The Leninist united front proposals are made by the communist parties because these proposals, if accepted, would advance the struggle against the bourgeoisie. This is not in contradiction with the goal of discrediting the reformist and centrist trends, because the communists know that the experience of the struggle shows the workers which trend is correct: the reformist or the revolutionary. The fact that the united front proposals benefit communism, therefore, does not come from some hidden clauses or fine print or other tricks cunningly concealed in the proposal, but from the fact that the communist doctrine is true and is the only profound and accurate guide to the working class struggle and the fact that it is the communist party that throws itself heart and soul into the class struggle. The communist parties must insist that the united front agreements contain provisions that ensure that they will actually help advance the struggle against the bourgeoisie, but the communist parties have no need of special sectarian provisions.

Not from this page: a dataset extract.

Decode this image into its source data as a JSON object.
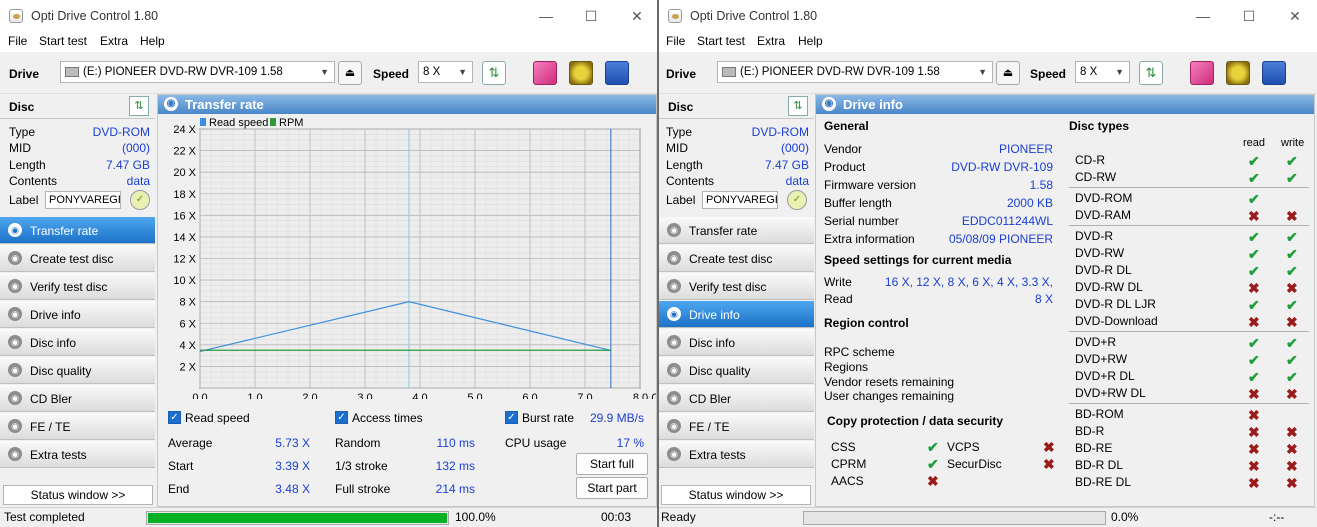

When the reformists and centrists reject the united front proposals, which is what they usually do, then of course the communist parties must make maximum use of this rejection to discredit the reformist and centrist trends, The communist parties must tirelessly, again and again, demonstrate to the workers how the reformist and centrist leaders sabotage the struggle against the bourgeoisie. The parties must make use of live political events to demonstrate over and over to the workers that it is opportunism which is responsible for the split in the working class movement. This is indeed at the heart of united front tactics.

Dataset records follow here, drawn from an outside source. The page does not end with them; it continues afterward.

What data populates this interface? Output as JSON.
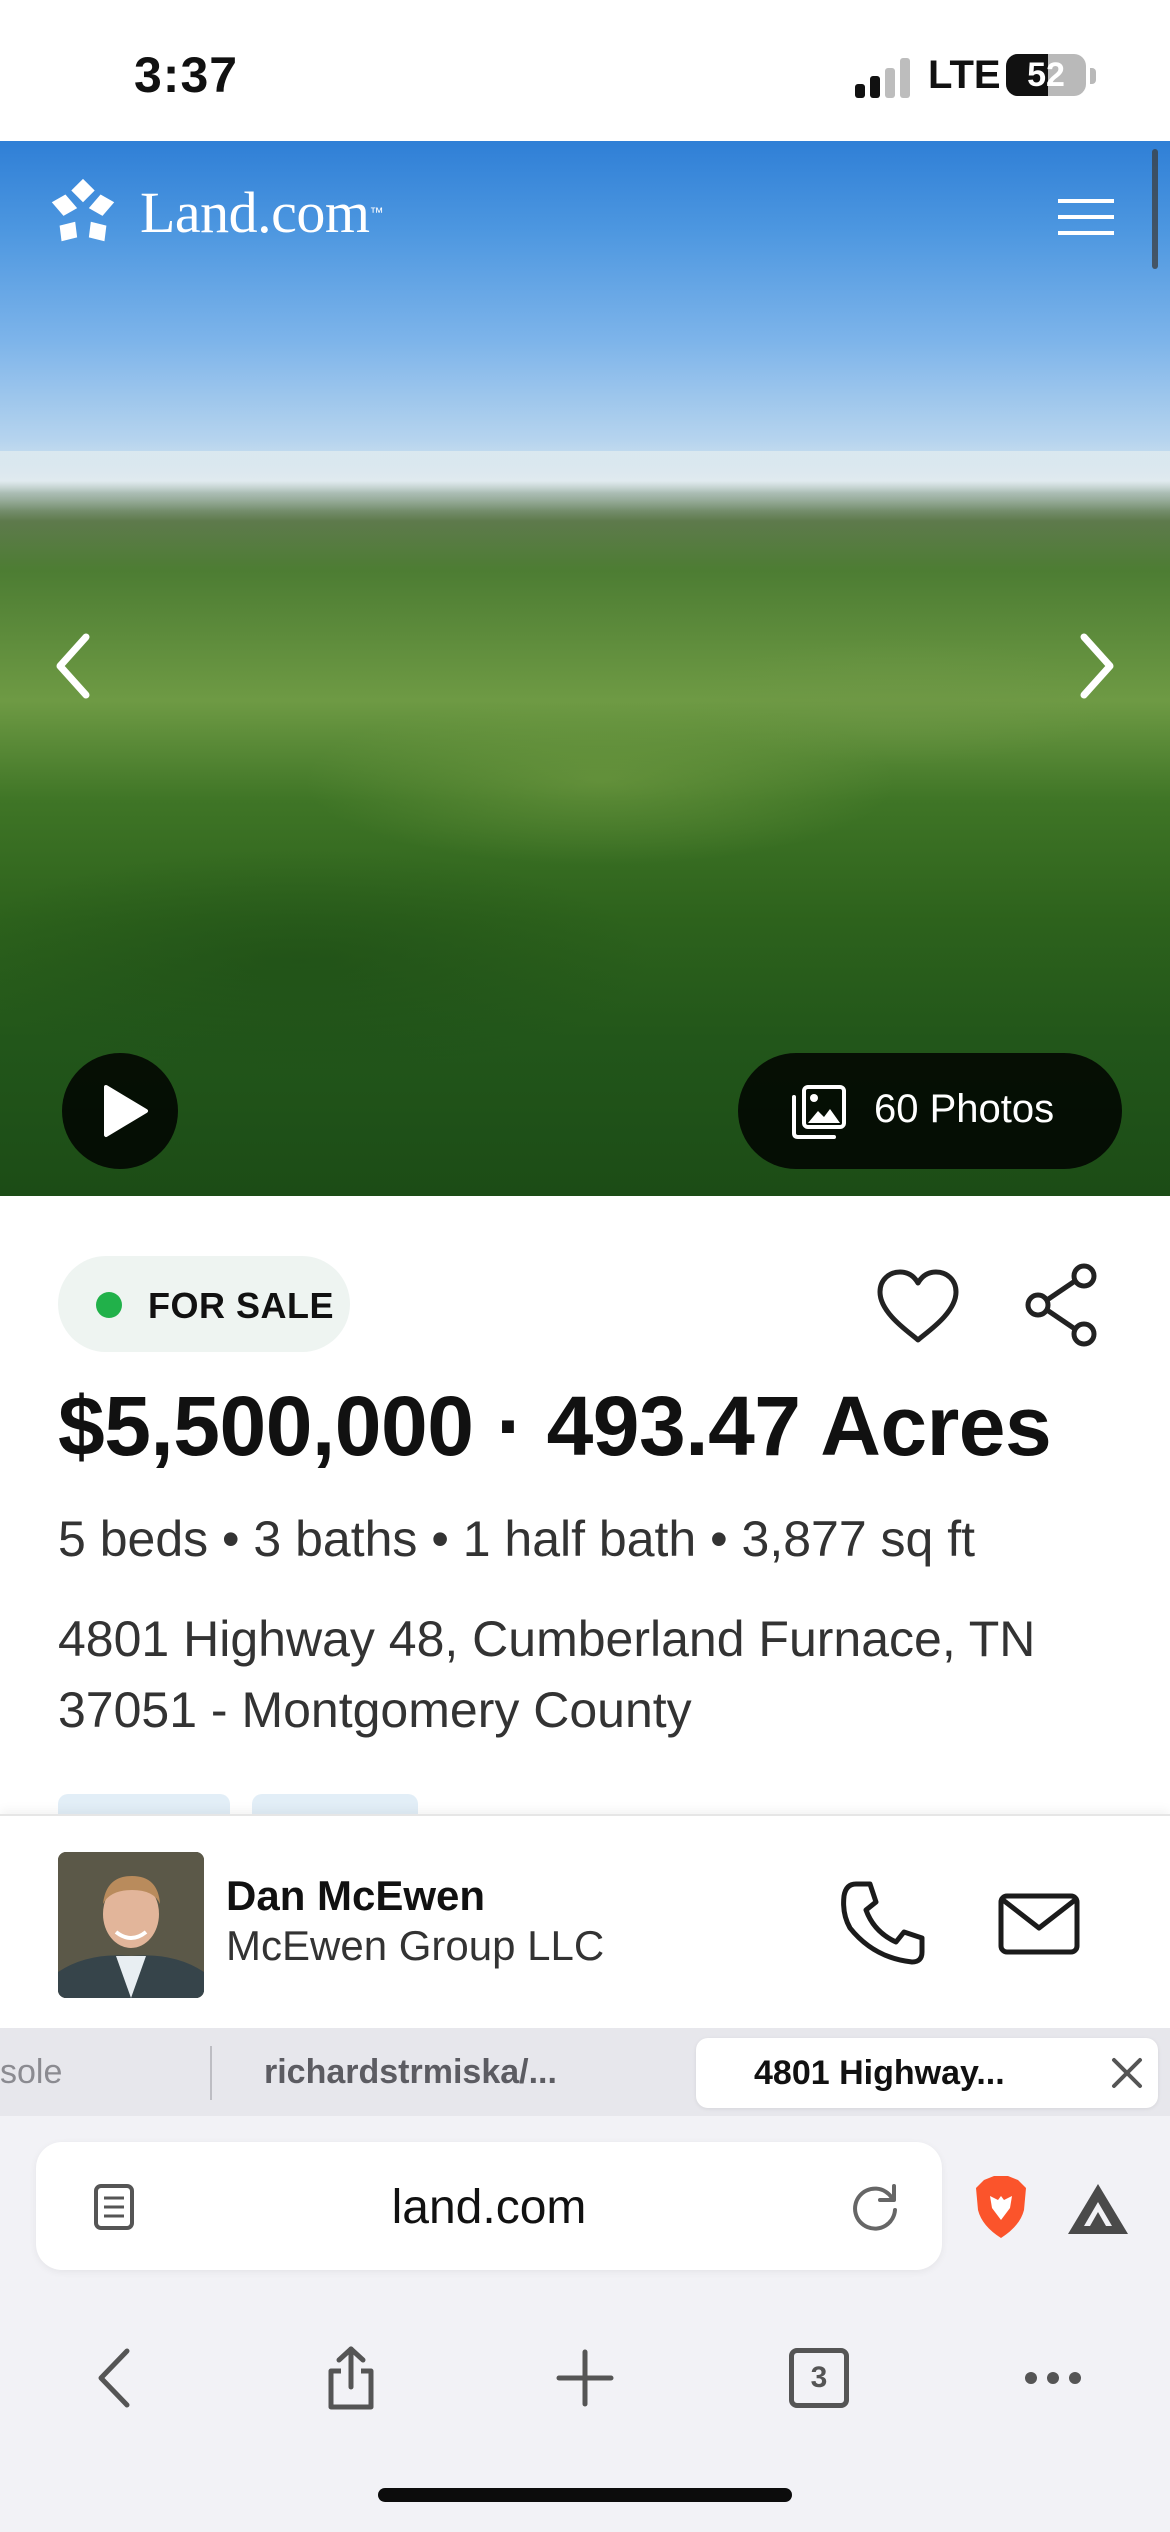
{
  "status_bar": {
    "time": "3:37",
    "network": "LTE",
    "battery": "52",
    "battery_level_percent": 52
  },
  "site": {
    "logo_text": "Land.com",
    "trademark": "™"
  },
  "hero": {
    "photos_label": "60 Photos"
  },
  "listing": {
    "status": "FOR SALE",
    "status_color": "#21b14a",
    "price": "$5,500,000",
    "separator": "·",
    "acreage": "493.47 Acres",
    "specs": "5 beds • 3 baths • 1 half bath • 3,877 sq ft",
    "address_line1": "4801 Highway 48, Cumberland Furnace, TN",
    "address_line2": "37051 - Montgomery County"
  },
  "agent": {
    "name": "Dan McEwen",
    "company": "McEwen Group LLC"
  },
  "tabs": [
    {
      "label": "sole"
    },
    {
      "label": "richardstrmiska/..."
    },
    {
      "label": "4801 Highway...",
      "active": true
    }
  ],
  "browser": {
    "url": "land.com",
    "tab_count": "3",
    "brand_color": "#fb542b"
  },
  "icons": {
    "logo": "land-logo-icon",
    "menu": "hamburger-icon",
    "prev": "chevron-left-icon",
    "next": "chevron-right-icon",
    "play": "play-icon",
    "photos": "photo-gallery-icon",
    "favorite": "heart-icon",
    "share": "share-icon",
    "phone": "phone-icon",
    "mail": "mail-icon",
    "close": "close-icon",
    "reader": "reader-icon",
    "reload": "reload-icon",
    "brave": "brave-lion-icon",
    "rewards": "rewards-triangle-icon",
    "back": "back-icon",
    "share_page": "share-page-icon",
    "new_tab": "plus-icon",
    "tabs": "tabs-icon",
    "more": "more-icon"
  }
}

But the communist parties are in favor of the acceptance of their united front proposal. They strive their hardest to ensure that the working masses will take up these proposals. They know, however, that the acceptance of these proposals by the reformist and centrist leaders does not mark the end of reformist and centrist sabotage of the workers’ front. No, each step in actually implementing the proposals and carrying forward the struggle against the bourgeoisie will require a stubborn stand against reformist and centrist foot-dragging and treachery.
Precisely because the communist parties strive so hard to develop the united front among the working masses, they are faced with the hard task of knowing how flexible they can be in the various united front proposals. Certain concessions in the proposals might help the working masses come forward to take up the struggle. But if the parties concede too much in order to obtain agreement from the reformist and centrist leaders, than a united front agreement can turn into its opposite, into a fetter on the struggle. For example, the trade union bureaucrats have their own idea of what a “united front” is support of an economic struggle would be. Their terms may be: obey all the decisions of the reformist trade union bureaucracy, give up mass picketing, don’t extend the struggle to other plants, be ready to give up the struggle whenever the capitalists offer a few crumbs to the bureaucrats, and give up all criticism of the labor bureaucracy. A “united front” on such terms would be of no benefit to the proletariat or communism. It would simply mean agreeing to join the coalition with the bourgeoisie.
Thus the Leninist united front tactics are not a trick. The united front proposals must be well thought out, so that they advance the class struggle and don’t fall into the snares of the reformist coalition with the bourgeoisie. And it is the communist parties who are at the heart of the united workers’ front, not because of some special sectarian provisions or tricks in the united front agreements, but because it is communism which is the ideology of the revolutionary proletariat and the guiding force of the workers’ movement.